Assim, quando, no início da década de 1970, a sua geração, miúdos de 18, 19, 20 anos, começou a organizar-se e a dar corpo a um movimento de descoberta das raízes cantadas, tocadas e dançadas da tradição húngara, em rejeição da música que se popularizara nas cidades, Péter já carregava consigo a experiência das gravações de campo e o conhecimento do terreno. “A diferença entre a música cigana do século XIX e a música tradicional húngara”, concretiza, “quase se pode explicar pelo sabor, pelo tom": "As formas autênticas foram preservadas nas aldeias interiores e poucos etnógrafos tiveram a sorte de visitar esses lugares e recolher essas canções na forma original. O que é curioso é que, mesmo em 1970, as verdadeiras canções tradicionais soavam mais modernas do que aquelas que se tinham popularizado nas cidades.”

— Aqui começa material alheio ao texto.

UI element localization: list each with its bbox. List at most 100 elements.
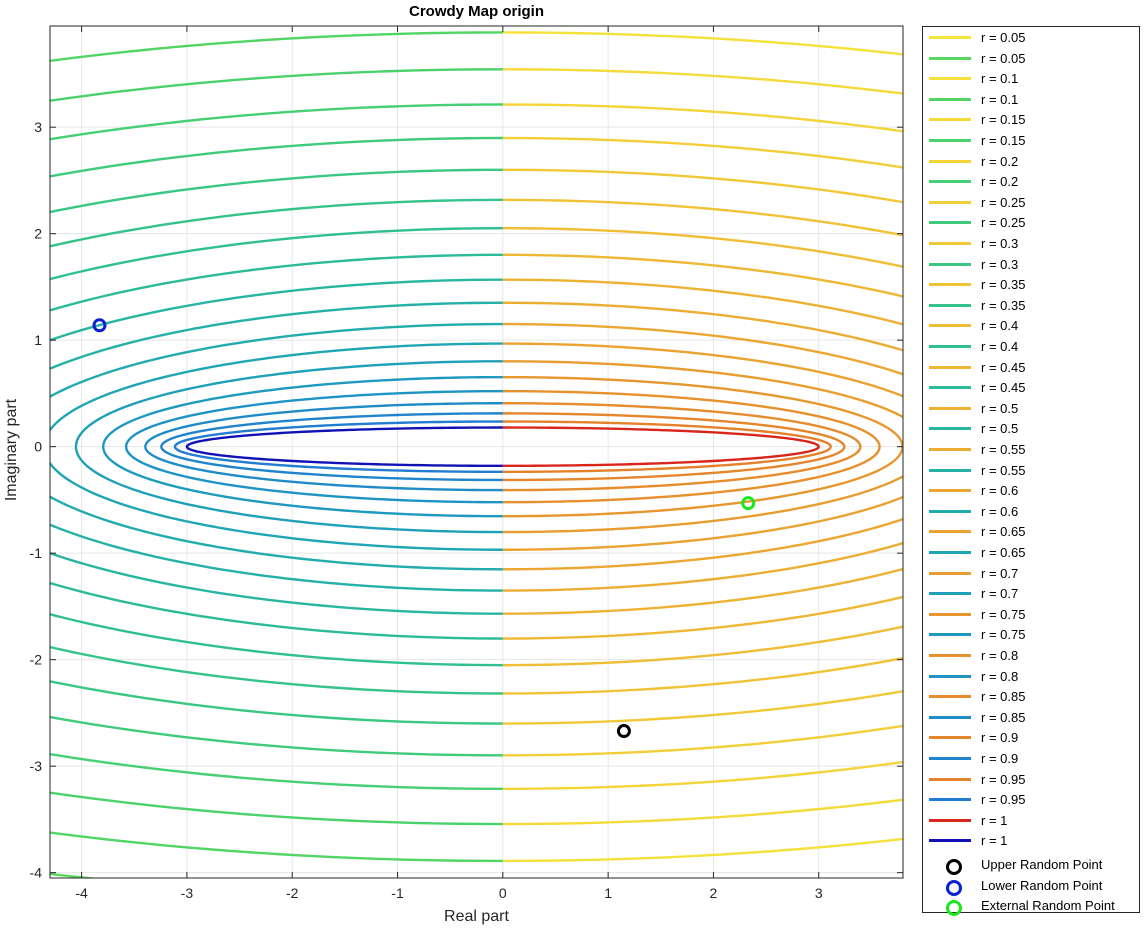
- legend-entry: r = 0.9: [923, 750, 1139, 770]
- legend-entry: r = 0.95: [923, 791, 1139, 811]
- legend-label: r = 0.05: [981, 50, 1026, 66]
- legend-entry: r = 0.6: [923, 482, 1139, 502]
- legend-swatch: [929, 36, 971, 39]
- legend-swatch: [929, 324, 971, 328]
- legend-label: r = 0.3: [981, 236, 1019, 251]
- series-line-13: [50, 198, 503, 695]
- x-axis-label: Real part: [444, 908, 509, 925]
- legend-entry: r = 0.2: [923, 153, 1139, 173]
- legend-label: r = 0.75: [981, 627, 1026, 643]
- series-line-32: [502, 402, 862, 492]
- x-tick-label: 1: [604, 885, 612, 901]
- x-tick-label: -2: [286, 885, 299, 901]
- legend-swatch: [929, 406, 971, 410]
- y-axis-label: Imaginary part: [3, 398, 20, 502]
- legend-label: r = 0.25: [981, 194, 1026, 210]
- legend-swatch: [929, 180, 971, 184]
- legend-label: r = 0.5: [981, 400, 1019, 416]
- point-marker-2: [741, 496, 756, 511]
- x-tick-label: -3: [181, 885, 194, 901]
- legend-label: r = 1: [981, 812, 1008, 828]
- legend-label: r = 0.9: [981, 730, 1019, 746]
- legend-entry: r = 0.75: [923, 606, 1139, 626]
- series-line-17: [50, 253, 503, 640]
- legend-entry: r = 0.95: [923, 771, 1139, 791]
- point-marker-0: [616, 724, 631, 739]
- legend-entry-point: External Random Point: [923, 897, 1139, 917]
- legend-swatch: [929, 242, 971, 245]
- legend-entry: r = 0.65: [923, 544, 1139, 564]
- legend-swatch: [929, 798, 971, 802]
- legend-label: r = 0.2: [981, 174, 1019, 190]
- point-layer: [92, 318, 756, 739]
- legend-swatch: [929, 509, 971, 513]
- legend-entry: r = 0.8: [923, 647, 1139, 667]
- legend-swatch: [929, 221, 971, 225]
- legend-entry: r = 0.3: [923, 256, 1139, 276]
- legend-swatch: [929, 56, 971, 60]
- legend-label: r = 0.55: [981, 462, 1026, 478]
- legend-label: r = 0.2: [981, 153, 1019, 169]
- legend-swatch: [929, 592, 971, 596]
- legend-swatch: [929, 530, 971, 534]
- legend-swatch: [929, 551, 971, 554]
- legend-entry: r = 0.1: [923, 70, 1139, 90]
- legend-label: Upper Random Point: [981, 857, 1103, 872]
- y-tick-label: 2: [34, 226, 42, 242]
- legend-entry: r = 0.05: [923, 29, 1139, 49]
- legend-swatch: [929, 303, 971, 307]
- series-line-15: [50, 227, 503, 667]
- legend-entry: r = 0.4: [923, 338, 1139, 358]
- legend-swatch: [929, 200, 971, 204]
- series-line-31: [124, 389, 503, 504]
- legend-entry: r = 0.25: [923, 194, 1139, 214]
- legend-label: r = 0.75: [981, 606, 1026, 622]
- legend-entry: r = 0.45: [923, 359, 1139, 379]
- legend: r = 0.05 r = 0.05 r = 0.1 r = 0.1 r = 0.15 r …: [922, 26, 1140, 917]
- series-line-38: [502, 426, 820, 468]
- legend-swatch: [929, 118, 971, 122]
- legend-entry: r = 0.6: [923, 503, 1139, 523]
- legend-swatch: [929, 654, 971, 657]
- legend-entry: r = 0.25: [923, 214, 1139, 234]
- plot-background: [50, 26, 903, 878]
- legend-label: r = 1: [981, 833, 1008, 849]
- legend-label: r = 0.65: [981, 545, 1026, 560]
- series-line-20: [502, 301, 903, 592]
- legend-swatch: [929, 365, 971, 369]
- legend-entry: r = 0.05: [923, 50, 1139, 70]
- legend-entry-point: Upper Random Point: [923, 856, 1139, 876]
- x-tick-label: 0: [499, 885, 507, 901]
- legend-swatch: [929, 736, 971, 740]
- legend-entry: r = 0.3: [923, 235, 1139, 255]
- x-tick-label: 3: [815, 885, 823, 901]
- legend-label: r = 0.4: [981, 318, 1019, 334]
- legend-entry: r = 0.5: [923, 400, 1139, 420]
- legend-label: External Random Point: [981, 898, 1115, 914]
- series-line-18: [502, 278, 903, 615]
- legend-swatch: [929, 345, 971, 348]
- axes-box: [49, 25, 904, 879]
- series-line-21: [50, 301, 503, 592]
- legend-label: r = 0.95: [981, 792, 1026, 808]
- legend-label: r = 0.45: [981, 359, 1026, 375]
- legend-label: r = 0.8: [981, 648, 1019, 663]
- legend-label: r = 0.1: [981, 71, 1019, 87]
- series-line-24: [502, 342, 903, 551]
- legend-marker: [946, 900, 962, 917]
- legend-label: r = 0.65: [981, 524, 1026, 540]
- y-tick-label: 3: [34, 119, 42, 135]
- legend-label: r = 0.85: [981, 709, 1026, 725]
- series-line-19: [50, 278, 503, 615]
- legend-swatch: [929, 674, 971, 678]
- legend-entry: r = 1: [923, 832, 1139, 852]
- series-line-39: [185, 426, 503, 468]
- legend-entry: r = 0.65: [923, 523, 1139, 543]
- legend-swatch: [929, 839, 971, 843]
- legend-label: r = 0.35: [981, 277, 1026, 293]
- legend-label: r = 0.25: [981, 215, 1026, 231]
- legend-entry: r = 0.8: [923, 668, 1139, 688]
- legend-swatch: [929, 715, 971, 719]
- legend-entry: r = 0.35: [923, 297, 1139, 317]
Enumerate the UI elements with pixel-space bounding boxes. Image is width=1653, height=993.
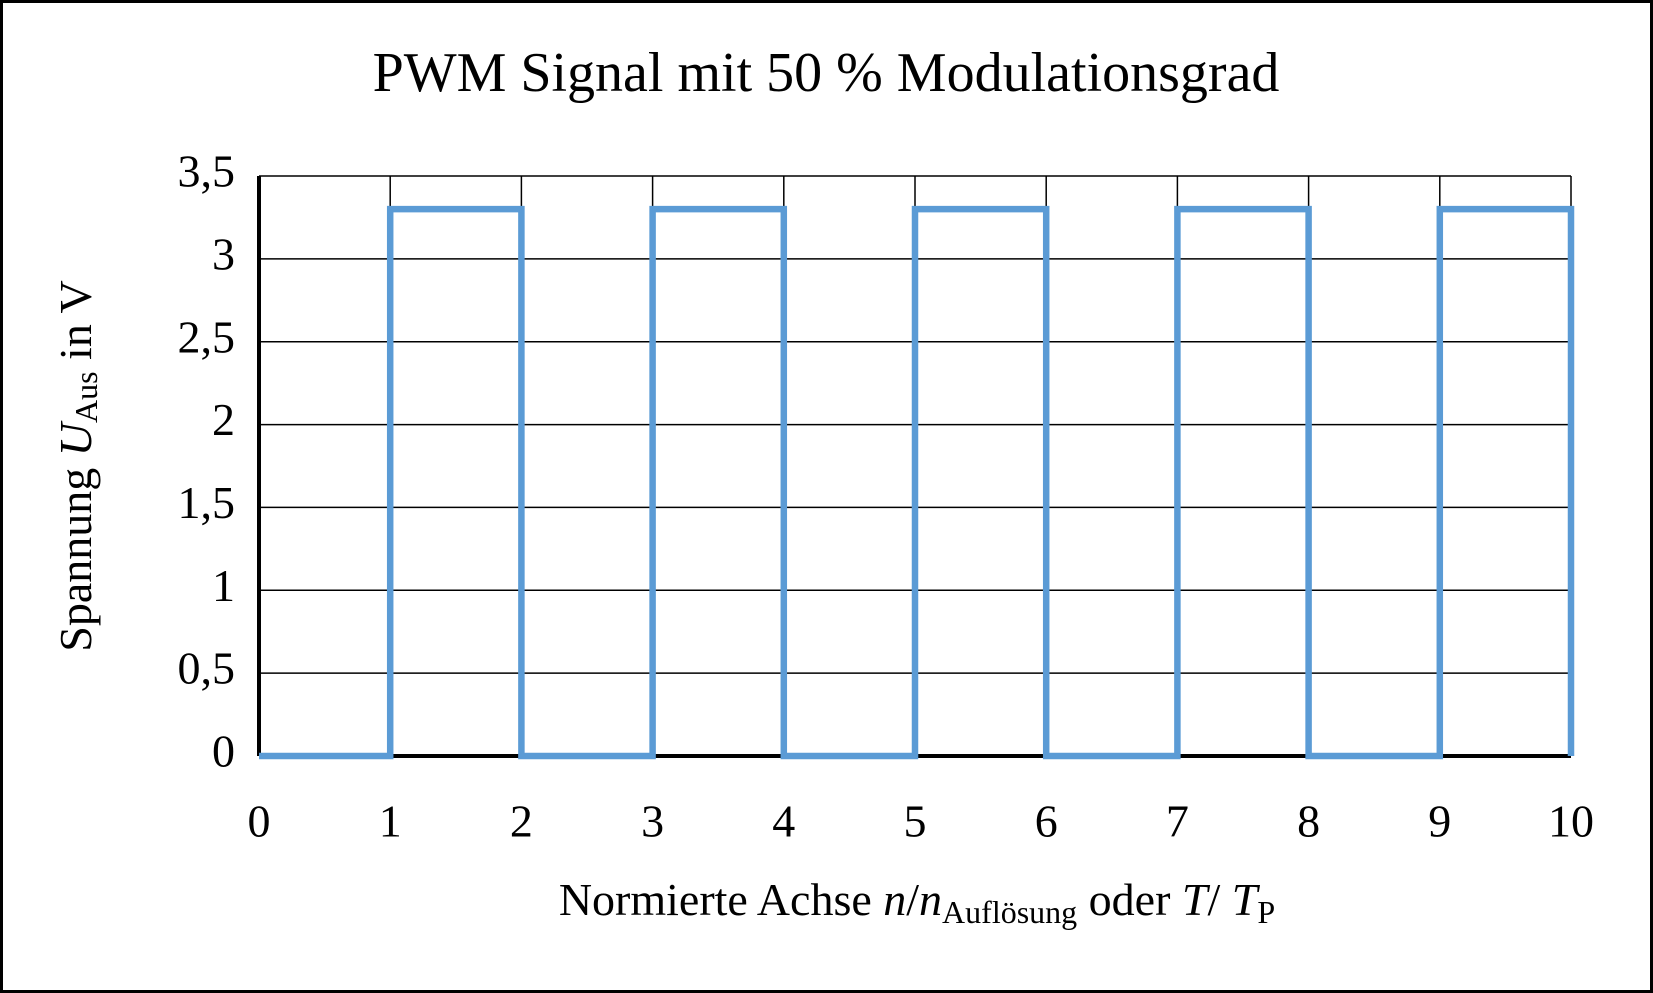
label-part: P <box>1257 894 1275 930</box>
label-part: n <box>883 874 906 925</box>
label-part: T <box>1182 874 1211 925</box>
y-tick-label: 1 <box>212 560 235 611</box>
label-part: Aus <box>68 371 104 423</box>
x-tick-label: 6 <box>1035 796 1058 847</box>
x-tick-label: 1 <box>379 796 402 847</box>
x-tick-label: 5 <box>904 796 927 847</box>
x-tick-label: 3 <box>641 796 664 847</box>
label-part: / <box>906 874 919 925</box>
label-part: U <box>50 420 101 456</box>
y-tick-label: 3,5 <box>178 146 236 197</box>
y-tick-label: 2,5 <box>178 311 236 362</box>
y-tick-label: 0 <box>212 726 235 777</box>
signal-line <box>259 205 1575 760</box>
label-part: in V <box>50 280 101 371</box>
y-axis-label: Spannung UAus in V <box>50 280 105 651</box>
chart-title: PWM Signal mit 50 % Modulationsgrad <box>373 42 1280 104</box>
y-tick-label: 3 <box>212 228 235 279</box>
y-tick-label: 0,5 <box>178 643 236 694</box>
x-tick-label: 0 <box>248 796 271 847</box>
label-part: n <box>919 874 942 925</box>
y-tick-label: 2 <box>212 394 235 445</box>
y-tick-label: 1,5 <box>178 477 236 528</box>
x-tick-label: 8 <box>1297 796 1320 847</box>
label-part: Auflösung <box>942 894 1077 930</box>
label-part: / <box>1208 874 1232 925</box>
x-tick-label: 10 <box>1548 796 1594 847</box>
x-tick-label: 7 <box>1166 796 1189 847</box>
x-axis-label: Normierte Achse n/nAuflösung oder T/ TP <box>559 874 1275 931</box>
label-part: Spannung <box>50 456 101 652</box>
label-part: oder <box>1077 874 1182 925</box>
label-part: Normierte Achse <box>559 874 883 925</box>
x-tick-label: 4 <box>772 796 795 847</box>
label-part: T <box>1232 874 1261 925</box>
x-tick-label: 9 <box>1428 796 1451 847</box>
x-tick-label: 2 <box>510 796 533 847</box>
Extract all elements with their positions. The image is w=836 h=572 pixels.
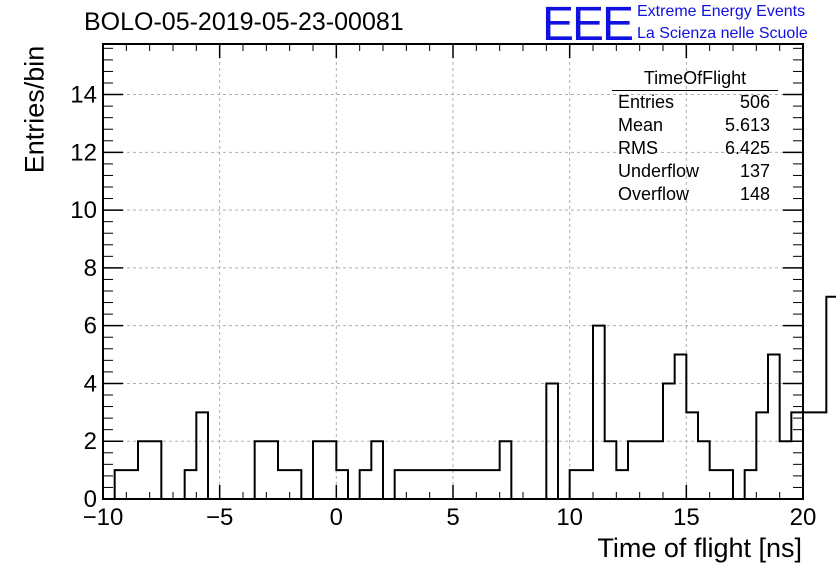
stats-label: RMS <box>618 138 658 158</box>
y-axis-label: Entries/bin <box>19 45 50 174</box>
y-tick-label: 6 <box>84 313 97 340</box>
stats-label: Overflow <box>618 184 690 204</box>
x-tick-label: 10 <box>556 504 583 531</box>
x-tick-label: 15 <box>673 504 700 531</box>
y-tick-label: 8 <box>84 255 97 282</box>
y-tick-label: 10 <box>70 197 97 224</box>
logo-line-1: Extreme Energy Events <box>637 3 806 20</box>
stats-value: 137 <box>739 161 770 181</box>
y-tick-label: 0 <box>84 486 97 513</box>
stats-label: Underflow <box>618 161 700 181</box>
stats-value: 6.425 <box>724 138 770 158</box>
stats-value: 5.613 <box>724 115 770 135</box>
stats-row-rms: RMS 6.425 <box>612 137 778 160</box>
x-tick-label: −10 <box>83 504 124 531</box>
tick-labels: −10 −5 0 5 10 15 20 0 2 4 6 8 10 12 14 <box>70 82 816 531</box>
y-tick-label: 4 <box>84 370 97 397</box>
stats-row-entries: Entries 506 <box>612 91 778 114</box>
stats-row-mean: Mean 5.613 <box>612 114 778 137</box>
x-axis-label: Time of flight [ns] <box>597 533 802 563</box>
grid-lines <box>103 44 803 499</box>
y-tick-label: 14 <box>70 82 97 109</box>
x-tick-label: 0 <box>330 504 343 531</box>
histogram-series <box>103 295 836 500</box>
run-title: BOLO-05-2019-05-23-00081 <box>84 8 404 36</box>
stats-label: Mean <box>618 115 664 135</box>
x-tick-label: −5 <box>206 504 233 531</box>
eee-logo: EEE <box>542 0 634 51</box>
y-tick-label: 12 <box>70 139 97 166</box>
stats-row-underflow: Underflow 137 <box>612 160 778 183</box>
stats-title: TimeOfFlight <box>612 66 778 91</box>
stats-box: TimeOfFlight Entries 506 Mean 5.613 RMS … <box>612 66 778 206</box>
stats-value: 148 <box>739 184 770 204</box>
axis-ticks <box>102 44 804 500</box>
x-tick-label: 5 <box>446 504 459 531</box>
logo-line-2: La Scienza nelle Scuole <box>637 25 808 42</box>
stats-label: Entries <box>618 92 675 112</box>
stats-row-overflow: Overflow 148 <box>612 183 778 206</box>
x-tick-label: 20 <box>790 504 817 531</box>
stats-value: 506 <box>739 92 770 112</box>
y-tick-label: 2 <box>84 428 97 455</box>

A geração que reacendeu o interesse pela música popular na década de 1970 começou então a reunir-se em torno de workshops de dança tradicional, em que os músicos participavam para alimentar e pôr em marcha as sessões. “Claro que a música e a dança na tradição húngara têm uma relação muito estreita”, frisa Péter Éri. “Consegue até sentir-se o ritmo da música pela mera observação da forma com os bailarinos se movem.” Pouco depois, Éri deixava o Sebö Group, onde acompanhara a vocalista Márta Sebestyén – cuja posterior colaboração com os Muzsikás catapultou o grupo para uma justa fama internacional, em particular com o álbum Morning Star (1997) –, para se juntar aos Muzsikás.

Sem escândalo

Claro que, antes de tudo isto, já os compositores Béla Bartók e Zoltán Kodály tinham realizado um impagável trabalho de recolhas das várias tradições musicais dos Cárpatos. Todo esse legado não seria esquecido por este movimento, mas “Bartók e Kódaly focaram-se sobretudo nas canções vocais tradicionais”, compara o músico. Por isso, também com a ajuda da tecnologia que passara a permitir muito mais tempo de gravação, Péter Éri começou a viajar com os Muzsikás para as aldeias onde acreditavam que a tradição se mantinha menos transformada, registando as suas próprias recolhas. “O objectivo, ainda assim, não eram as gravações nem propósitos académicos”, esclarece. “Queríamos era ter essa experiência do território e aprender o reportório e as técnicas daqueles músicos.”

Foi com esses ensinamentos que os Muzsikás tanto se dedicaram a recriar com a fidelidade possível os temas tradicionais que iam desencantando, quanto foram moldando uma linguagem própria sempre baseada nessa relação com a música de fundas raízes húngaras. Sem adulterações de vulto nessa matriz sonora, têm integrado nos últimos anos da sua actividade um concerto em colaboração com o quarteto de cordas Takács, apregoando a porosidade entre música clássica e música popular que Bartók e Koldály defenderam e exploraram nas suas partituras. O reportório, sem surpresas, visita a obra dos dois compositores e afirma essa definição lata do que pode ser a música húngara. Com a vantagem de, ao contrário da época de Bartók, a subida a palco de músicos populares e clássicos não rebentar em nenhuma escandaleira.